Il nastro bianco

di Sara Sesti

 



Anni 1913-1914. In un villaggio protestante nel nord della Germania la vita si presenta con i ritmi delle stagioni e con la sua monotona ripetitività fino a quando accade un fatto inspiegabile: il medico si frattura gravemente una spalla in seguito a una caduta da cavallo dovuta a un filo solido ma invisibile teso sul suo percorso.

A raccontare gli avvenimenti è la voce di un anziano: all'epoca dei fatti era il maestro arrivato in loco da un paese non troppo lontano. L'attentato al medico però non resta isolato.

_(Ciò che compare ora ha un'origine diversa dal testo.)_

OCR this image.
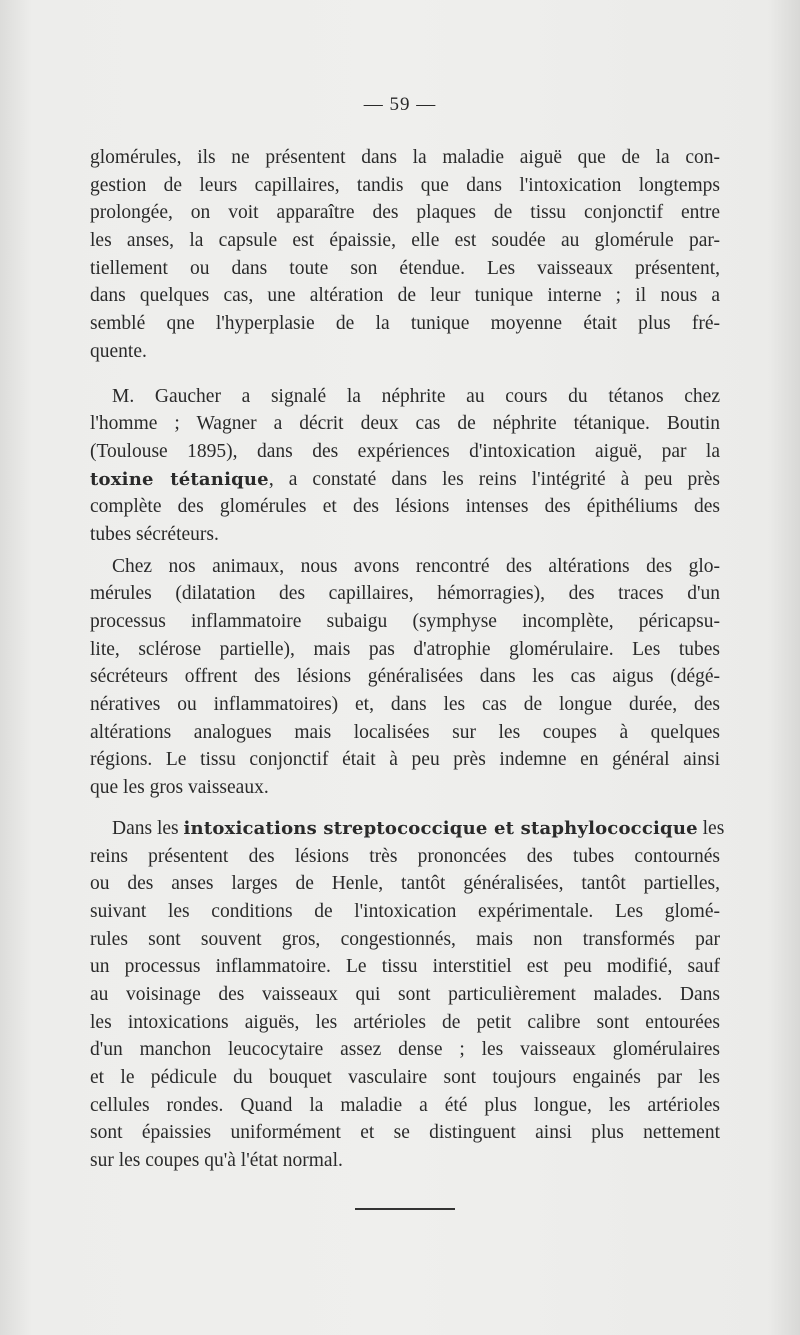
— 59 —
glomérules, ils ne présentent dans la maladie aiguë que de la con-
gestion de leurs capillaires, tandis que dans l'intoxication longtemps
prolongée, on voit apparaître des plaques de tissu conjonctif entre
les anses, la capsule est épaissie, elle est soudée au glomérule par-
tiellement ou dans toute son étendue. Les vaisseaux présentent,
dans quelques cas, une altération de leur tunique interne ; il nous a
semblé qne l'hyperplasie de la tunique moyenne était plus fré-
quente.
M. Gaucher a signalé la néphrite au cours du tétanos chez
l'homme ; Wagner a décrit deux cas de néphrite tétanique. Boutin
(Toulouse 1895), dans des expériences d'intoxication aiguë, par la
toxine tétanique, a constaté dans les reins l'intégrité à peu près
complète des glomérules et des lésions intenses des épithéliums des
tubes sécréteurs.
Chez nos animaux, nous avons rencontré des altérations des glo-
mérules (dilatation des capillaires, hémorragies), des traces d'un
processus inflammatoire subaigu (symphyse incomplète, péricapsu-
lite, sclérose partielle), mais pas d'atrophie glomérulaire. Les tubes
sécréteurs offrent des lésions généralisées dans les cas aigus (dégé-
nératives ou inflammatoires) et, dans les cas de longue durée, des
altérations analogues mais localisées sur les coupes à quelques
régions. Le tissu conjonctif était à peu près indemne en général ainsi
que les gros vaisseaux.
Dans les intoxications streptococcique et staphylococcique les
reins présentent des lésions très prononcées des tubes contournés
ou des anses larges de Henle, tantôt généralisées, tantôt partielles,
suivant les conditions de l'intoxication expérimentale. Les glomé-
rules sont souvent gros, congestionnés, mais non transformés par
un processus inflammatoire. Le tissu interstitiel est peu modifié, sauf
au voisinage des vaisseaux qui sont particulièrement malades. Dans
les intoxications aiguës, les artérioles de petit calibre sont entourées
d'un manchon leucocytaire assez dense ; les vaisseaux glomérulaires
et le pédicule du bouquet vasculaire sont toujours engainés par les
cellules rondes. Quand la maladie a été plus longue, les artérioles
sont épaissies uniformément et se distinguent ainsi plus nettement
sur les coupes qu'à l'état normal.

Altre violenze si susseguiranno sotto lo sguardo attento e misterioso dei bambini delle varie famiglie: una morte nei campi, brutalità sul piccolo erede del severo barone e su un ragazzino handicappato.

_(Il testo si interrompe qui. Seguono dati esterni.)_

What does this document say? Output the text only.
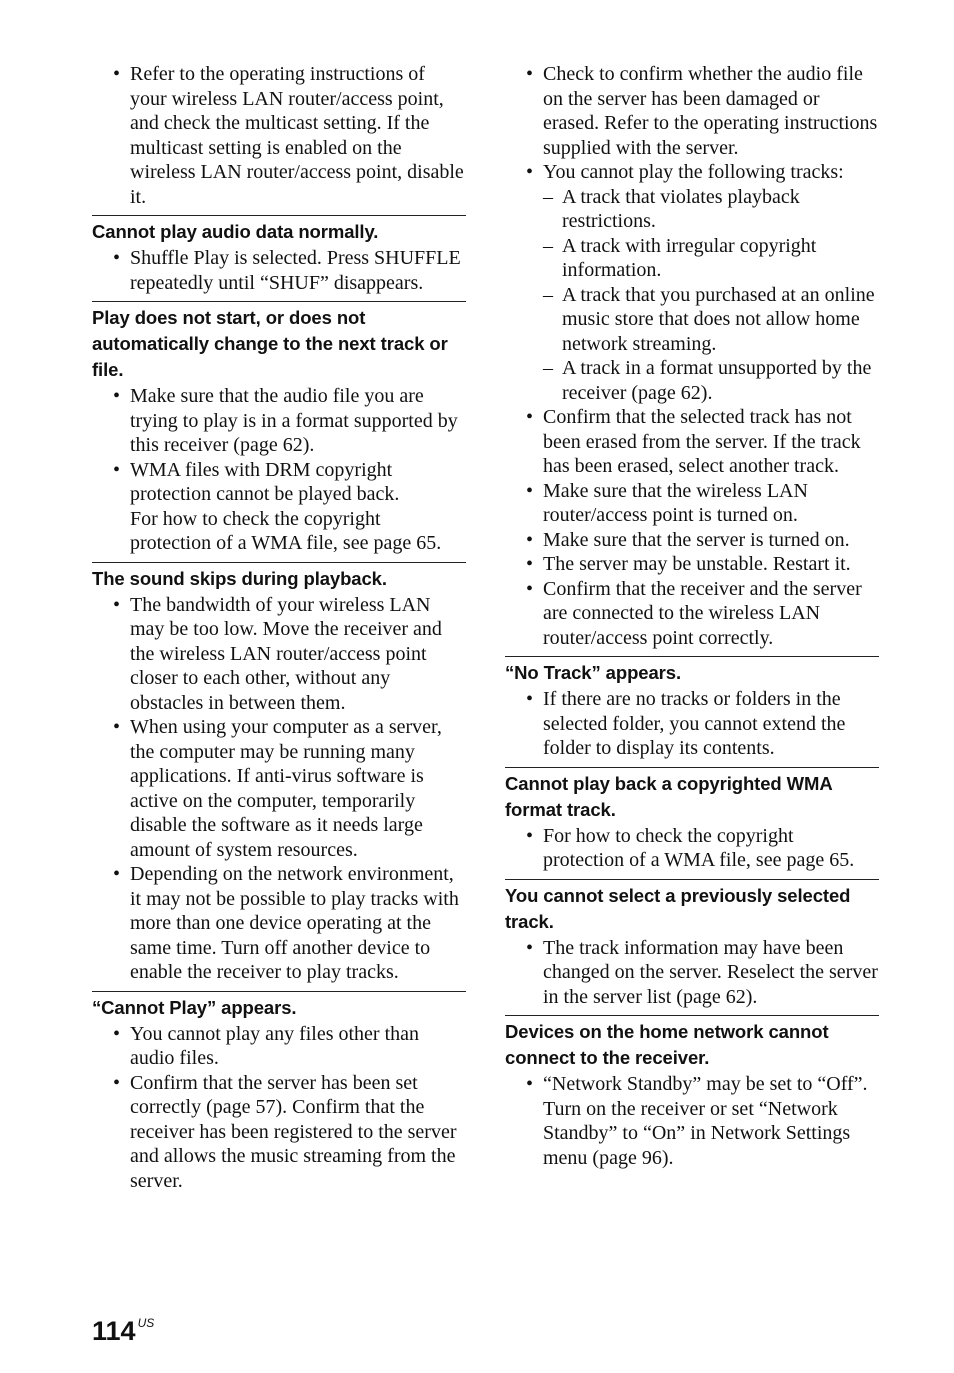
• Refer to the operating instructions of your wireless LAN router/access point, and check the multicast setting. If the multicast setting is enabled on the wireless LAN router/access point, disable it.
Cannot play audio data normally.
• Shuffle Play is selected. Press SHUFFLE repeatedly until “SHUF” disappears.
Play does not start, or does not automatically change to the next track or file.
• Make sure that the audio file you are trying to play is in a format supported by this receiver (page 62).
• WMA files with DRM copyright protection cannot be played back.
For how to check the copyright protection of a WMA file, see page 65.
The sound skips during playback.
• The bandwidth of your wireless LAN may be too low. Move the receiver and the wireless LAN router/access point closer to each other, without any obstacles in between them.
• When using your computer as a server, the computer may be running many applications. If anti-virus software is active on the computer, temporarily disable the software as it needs large amount of system resources.
• Depending on the network environment, it may not be possible to play tracks with more than one device operating at the same time. Turn off another device to enable the receiver to play tracks.
“Cannot Play” appears.
• You cannot play any files other than audio files.
• Confirm that the server has been set correctly (page 57). Confirm that the receiver has been registered to the server and allows the music streaming from the server.
• Check to confirm whether the audio file on the server has been damaged or erased. Refer to the operating instructions supplied with the server.
• You cannot play the following tracks:
– A track that violates playback restrictions.
– A track with irregular copyright information.
– A track that you purchased at an online music store that does not allow home network streaming.
– A track in a format unsupported by the receiver (page 62).
• Confirm that the selected track has not been erased from the server. If the track has been erased, select another track.
• Make sure that the wireless LAN router/access point is turned on.
• Make sure that the server is turned on.
• The server may be unstable. Restart it.
• Confirm that the receiver and the server are connected to the wireless LAN router/access point correctly.
“No Track” appears.
• If there are no tracks or folders in the selected folder, you cannot extend the folder to display its contents.
Cannot play back a copyrighted WMA format track.
• For how to check the copyright protection of a WMA file, see page 65.
You cannot select a previously selected track.
• The track information may have been changed on the server. Reselect the server in the server list (page 62).
Devices on the home network cannot connect to the receiver.
• “Network Standby” may be set to “Off”. Turn on the receiver or set “Network Standby” to “On” in Network Settings menu (page 96).
114 $^{US}$
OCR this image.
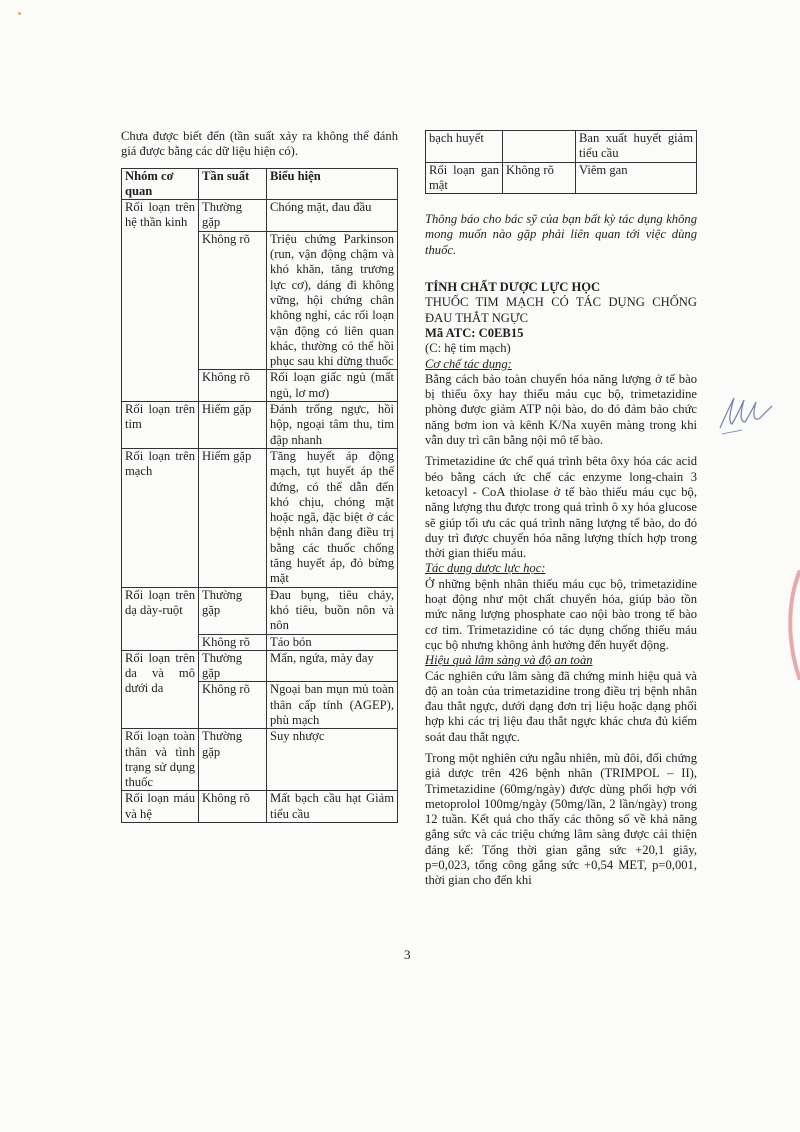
Chưa được biết đến (tần suất xảy ra không thể đánh giá được bằng các dữ liệu hiện có).

Nhóm cơ quan	Tần suất	Biểu hiện
Rối loạn trên hệ thần kinh	Thường gặp	Chóng mặt, đau đầu
	Không rõ	Triệu chứng Parkinson (run, vận động chậm và khó khăn, tăng trương lực cơ), dáng đi không vững, hội chứng chân không nghỉ, các rối loạn vận động có liên quan khác, thường có thể hồi phục sau khi dừng thuốc
	Không rõ	Rối loạn giấc ngủ (mất ngủ, lơ mơ)
Rối loạn trên tim	Hiếm gặp	Đánh trống ngực, hồi hộp, ngoại tâm thu, tim đập nhanh
Rối loạn trên mạch	Hiếm gặp	Tăng huyết áp động mạch, tụt huyết áp thế đứng, có thể dẫn đến khó chịu, chóng mặt hoặc ngã, đặc biệt ở các bệnh nhân đang điều trị bằng các thuốc chống tăng huyết áp, đỏ bừng mặt
Rối loạn trên dạ dày-ruột	Thường gặp	Đau bụng, tiêu chảy, khó tiêu, buồn nôn và nôn
	Không rõ	Táo bón
Rối loạn trên da và mô dưới da	Thường gặp	Mẩn, ngứa, mày đay
	Không rõ	Ngoại ban mụn mủ toàn thân cấp tính (AGEP), phù mạch
Rối loạn toàn thân và tình trạng sử dụng thuốc	Thường gặp	Suy nhược
Rối loạn máu và hệ	Không rõ	Mất bạch cầu hạt Giảm tiểu cầu
bạch huyết		Ban xuất huyết giảm tiểu cầu
Rối loạn gan mật	Không rõ	Viêm gan

Thông báo cho bác sỹ của bạn bất kỳ tác dụng không mong muốn nào gặp phải liên quan tới việc dùng thuốc.

TÍNH CHẤT DƯỢC LỰC HỌC

THUỐC TIM MẠCH CÓ TÁC DỤNG CHỐNG ĐAU THẮT NGỰC

Mã ATC: C0EB15

(C: hệ tim mạch)

Cơ chế tác dụng:

Bằng cách bảo toàn chuyển hóa năng lượng ở tế bào bị thiếu ôxy hay thiếu máu cục bộ, trimetazidine phòng được giảm ATP nội bào, do đó đảm bảo chức năng bơm ion và kênh K/Na xuyên màng trong khi vẫn duy trì cân bằng nội mô tế bào.

Trimetazidine ức chế quá trình bêta ôxy hóa các acid béo bằng cách ức chế các enzyme long-chain 3 ketoacyl - CoA thiolase ở tế bào thiếu máu cục bộ, năng lượng thu được trong quá trình ô xy hóa glucose sẽ giúp tối ưu các quá trình năng lượng tế bào, do đó duy trì được chuyển hóa năng lượng thích hợp trong thời gian thiếu máu.

Tác dụng dược lực học:

Ở những bệnh nhân thiếu máu cục bộ, trimetazidine hoạt động như một chất chuyển hóa, giúp bảo tồn mức năng lượng phosphate cao nội bào trong tế bào cơ tim. Trimetazidine có tác dụng chống thiếu máu cục bộ nhưng không ảnh hưởng đến huyết động.

Hiệu quả lâm sàng và độ an toàn

Các nghiên cứu lâm sàng đã chứng minh hiệu quả và độ an toàn của trimetazidine trong điều trị bệnh nhân đau thắt ngực, dưới dạng đơn trị liệu hoặc dạng phối hợp khi các trị liệu đau thắt ngực khác chưa đủ kiểm soát đau thắt ngực.

Trong một nghiên cứu ngẫu nhiên, mù đôi, đối chứng giả dược trên 426 bệnh nhân (TRIMPOL – II), Trimetazidine (60mg/ngày) được dùng phối hợp với metoprolol 100mg/ngày (50mg/lần, 2 lần/ngày) trong 12 tuần. Kết quả cho thấy các thông số về khả năng gắng sức và các triệu chứng lâm sàng được cải thiện đáng kể: Tổng thời gian gắng sức +20,1 giây, p=0,023, tổng công gắng sức +0,54 MET, p=0,001, thời gian cho đến khi

3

La vita trascorre in ambienti spogli: uomini duri, donne servili, un rigido pastore protestante che col nastro del titolo richiama alla purezza i suoi figli. In un clima di opprimente attesa Michael Haneke ( Funny games, La pianista) continua lucidamente e implacabilmente la sua analisi delle relazioni tra gli esseri umani incentrando la sua attenzione su un microcosmo che assurge a laboratorio del futuro della Germania.

Il maestro giunto da fuori osserva, si innamora, capisce

Grazie a un bianco e nero accecante che scatena le ombre, il regista austriaco costruisce un clima di opprimente attesa. Ciò che gli interessa non è tanto scoprire chi sta all'origine degli inattesi episodi di violenza, quanto piuttosto riflettere su una società che sta ponendo a dimora i semi che il nazismo, dopo la Prima Guerra Mondiale, farà fruttificare.